QUEEN OF FLOWERING TREES: Very Difficullt To Propagate

Flowering Amherstia nobilis grown in a rubberized container at the Sarian Farm in Teresa, Rizal.

A lot of people would love to have in their garden the rare Queen of Flowering Trees botanically known as Amherstia nobilis. We have a big mother tree in our farm, easily about 50 years old because when we took over the farm 35 years ago, it was already a full grown tree.

The tree has been religiously putting out its display of dangling clusters of pink flowers usually from January to late April each year. The trouble is that our propagator cannot seem to succeed in marcotting the branches. Marcotting is the only way of multiplying this flowering tree because it does not produce seeds in the Philippines. The only time we saw pink pods that produced seeds was in the early ‘60s when a professor in UPLB treated the flowers with hormone and the tree in Los Baños produced pink pods with seeds. We are not sure now if the seeds ever germinated.

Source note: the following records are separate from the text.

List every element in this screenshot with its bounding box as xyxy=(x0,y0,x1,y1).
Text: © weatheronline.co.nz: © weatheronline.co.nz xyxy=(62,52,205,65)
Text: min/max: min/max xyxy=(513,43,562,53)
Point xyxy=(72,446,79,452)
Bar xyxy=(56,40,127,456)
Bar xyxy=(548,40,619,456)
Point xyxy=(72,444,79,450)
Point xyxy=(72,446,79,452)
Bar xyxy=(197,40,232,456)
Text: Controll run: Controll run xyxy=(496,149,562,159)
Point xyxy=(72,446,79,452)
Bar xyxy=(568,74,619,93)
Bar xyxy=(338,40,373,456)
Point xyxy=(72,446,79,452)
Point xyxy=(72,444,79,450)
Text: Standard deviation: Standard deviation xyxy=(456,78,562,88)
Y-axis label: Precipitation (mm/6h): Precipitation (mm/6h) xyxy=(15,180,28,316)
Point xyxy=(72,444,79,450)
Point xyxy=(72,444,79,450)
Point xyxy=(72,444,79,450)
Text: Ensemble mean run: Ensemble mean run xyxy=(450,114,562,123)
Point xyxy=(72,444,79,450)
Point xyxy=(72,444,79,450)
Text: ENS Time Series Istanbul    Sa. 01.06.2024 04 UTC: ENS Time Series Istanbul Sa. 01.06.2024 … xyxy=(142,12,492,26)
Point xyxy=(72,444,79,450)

There’s no way the Amherstia could be multiplied by grafting because there are no rootstocks to use. The Amherstia in Los Baños was said to have been the first to be introduced in the Philippines. It was growing at the Seniors Social Garden but it could not be found there anymore.

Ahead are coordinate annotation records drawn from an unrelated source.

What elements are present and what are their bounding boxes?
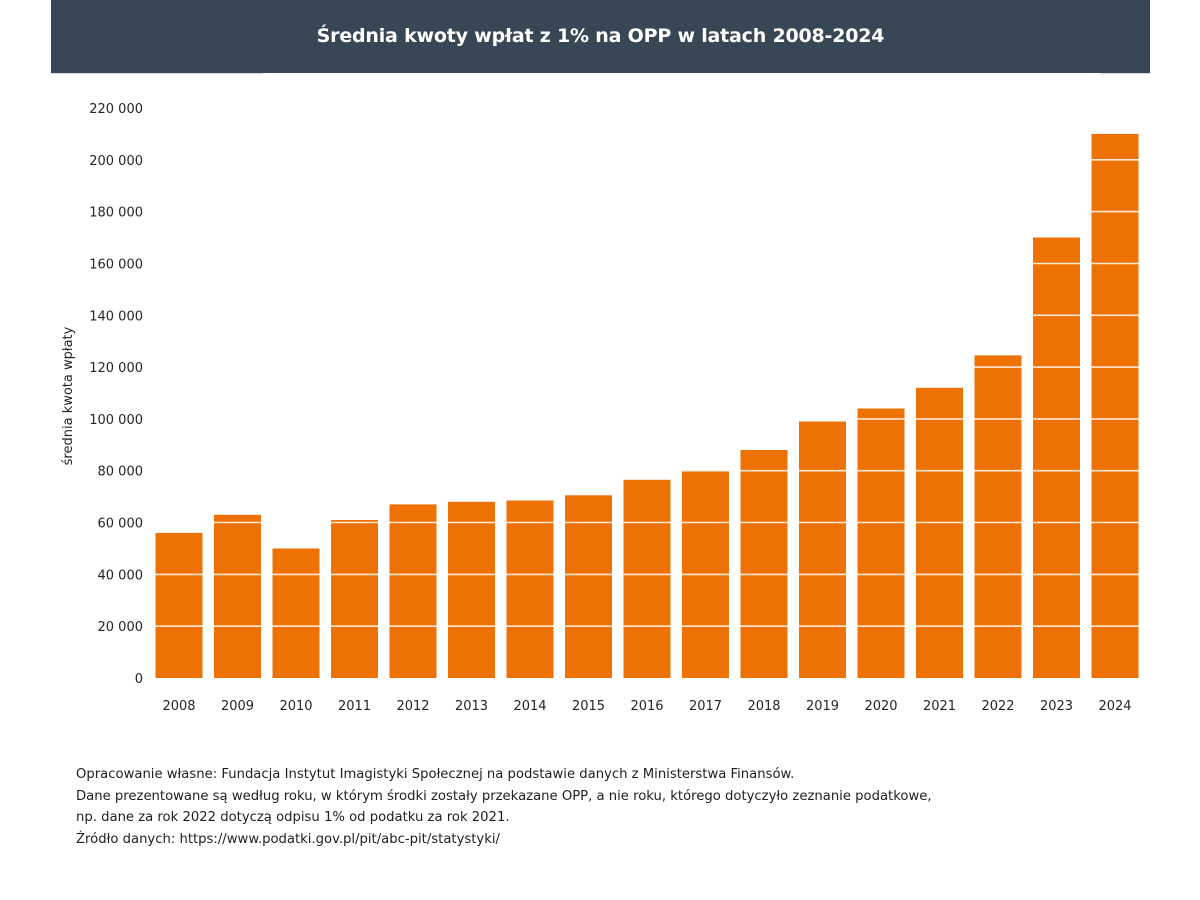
x-tick-label: 2010 — [279, 699, 312, 714]
bar-2016 — [623, 479, 671, 678]
y-tick-label: 80 000 — [98, 465, 144, 480]
y-tick-label: 0 — [135, 672, 143, 687]
header-underline-right — [1100, 73, 1150, 74]
x-tick-labels: 2008 2009 2010 2011 2012 2013 2014 2015 2016 2017… — [162, 699, 1131, 714]
bar-2008 — [155, 532, 203, 678]
y-tick-label: 60 000 — [98, 517, 144, 532]
bar-2021 — [916, 387, 963, 678]
x-tick-label: 2024 — [1098, 699, 1131, 714]
x-tick-label: 2016 — [630, 699, 663, 714]
y-tick-label: 20 000 — [98, 620, 144, 635]
x-tick-label: 2018 — [747, 699, 780, 714]
footnote-line-example: np. dane za rok 2022 dotyczą odpisu 1% o… — [76, 810, 510, 825]
y-tick-label: 180 000 — [89, 206, 143, 221]
x-tick-label: 2017 — [689, 699, 722, 714]
bar-2024 — [1091, 133, 1139, 678]
header-underline — [51, 73, 263, 74]
gridlines-group — [150, 107, 1146, 628]
x-tick-label: 2008 — [162, 699, 195, 714]
y-tick-label: 120 000 — [89, 361, 143, 376]
bars-group — [155, 133, 1139, 678]
bar-2011 — [331, 520, 378, 678]
footnote-line-source: Opracowanie własne: Fundacja Instytut Im… — [76, 767, 795, 782]
y-tick-label: 160 000 — [89, 258, 143, 273]
bar-2015 — [565, 495, 612, 678]
chart-header: Średnia kwoty wpłat z 1% na OPP w latach… — [51, 0, 1150, 73]
y-tick-label: 200 000 — [89, 154, 143, 169]
x-tick-label: 2019 — [806, 699, 839, 714]
x-tick-label: 2012 — [396, 699, 429, 714]
x-tick-label: 2015 — [572, 699, 605, 714]
y-axis-title: średnia kwota wpłaty — [61, 326, 76, 465]
bar-2010 — [272, 548, 320, 678]
bar-2018 — [740, 450, 788, 678]
chart-title: Średnia kwoty wpłat z 1% na OPP w latach… — [316, 24, 885, 47]
bar-2012 — [389, 504, 437, 678]
y-tick-label: 100 000 — [89, 413, 143, 428]
bar-2019 — [799, 421, 846, 678]
bar-chart: 0 20 000 40 000 60 000 80 000 100 000 120 000 1… — [61, 102, 1146, 714]
y-tick-label: 220 000 — [89, 102, 143, 117]
x-tick-label: 2020 — [864, 699, 897, 714]
footnote-line-explanation: Dane prezentowane są według roku, w któr… — [76, 788, 932, 804]
bar-2022 — [974, 355, 1022, 678]
y-tick-label: 40 000 — [98, 568, 144, 583]
y-tick-label: 140 000 — [89, 309, 143, 324]
x-tick-label: 2013 — [455, 699, 488, 714]
bar-2009 — [214, 514, 261, 678]
x-tick-label: 2011 — [338, 699, 371, 714]
bar-2014 — [506, 500, 554, 678]
x-tick-label: 2023 — [1040, 699, 1073, 714]
footnote: Opracowanie własne: Fundacja Instytut Im… — [76, 764, 1156, 850]
x-tick-label: 2022 — [981, 699, 1014, 714]
bar-2023 — [1033, 237, 1080, 678]
y-tick-labels: 0 20 000 40 000 60 000 80 000 100 000 120 000 1… — [89, 102, 143, 687]
x-tick-label: 2014 — [513, 699, 546, 714]
bar-2020 — [857, 408, 905, 678]
x-tick-label: 2009 — [221, 699, 254, 714]
bar-2013 — [448, 501, 495, 678]
footnote-line-data-source: Źródło danych: https://www.podatki.gov.p… — [76, 831, 500, 847]
x-tick-label: 2021 — [923, 699, 956, 714]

Said to be a native of Burma (now Yanmar), the flowering tree was named after Lady Sarah Amherst, a plant collector and said to be the wife of a British governor in India.

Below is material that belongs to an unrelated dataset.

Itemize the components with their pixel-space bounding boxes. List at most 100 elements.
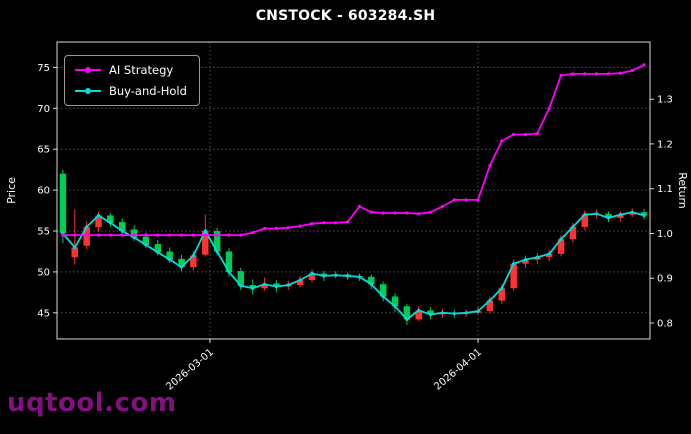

Back to our Amherstia in our farm in Teresa, Rizal. For so many times, our propagator had attempted to marcot mostly branches that were one inch in diameter or smaller. Some of them produced roots but they usually died during establishment.

Then our propagator marcotted a big branch, more than two inches in diameter, and that is the most successful marcot we ever had. We are featuring that here. Maybe there are other plant lovers who also have Amherstia in their garden. But we don’t know of anyone.

Close up of the Amherstia flower at the Sarian Farm, Teresa, Rizal.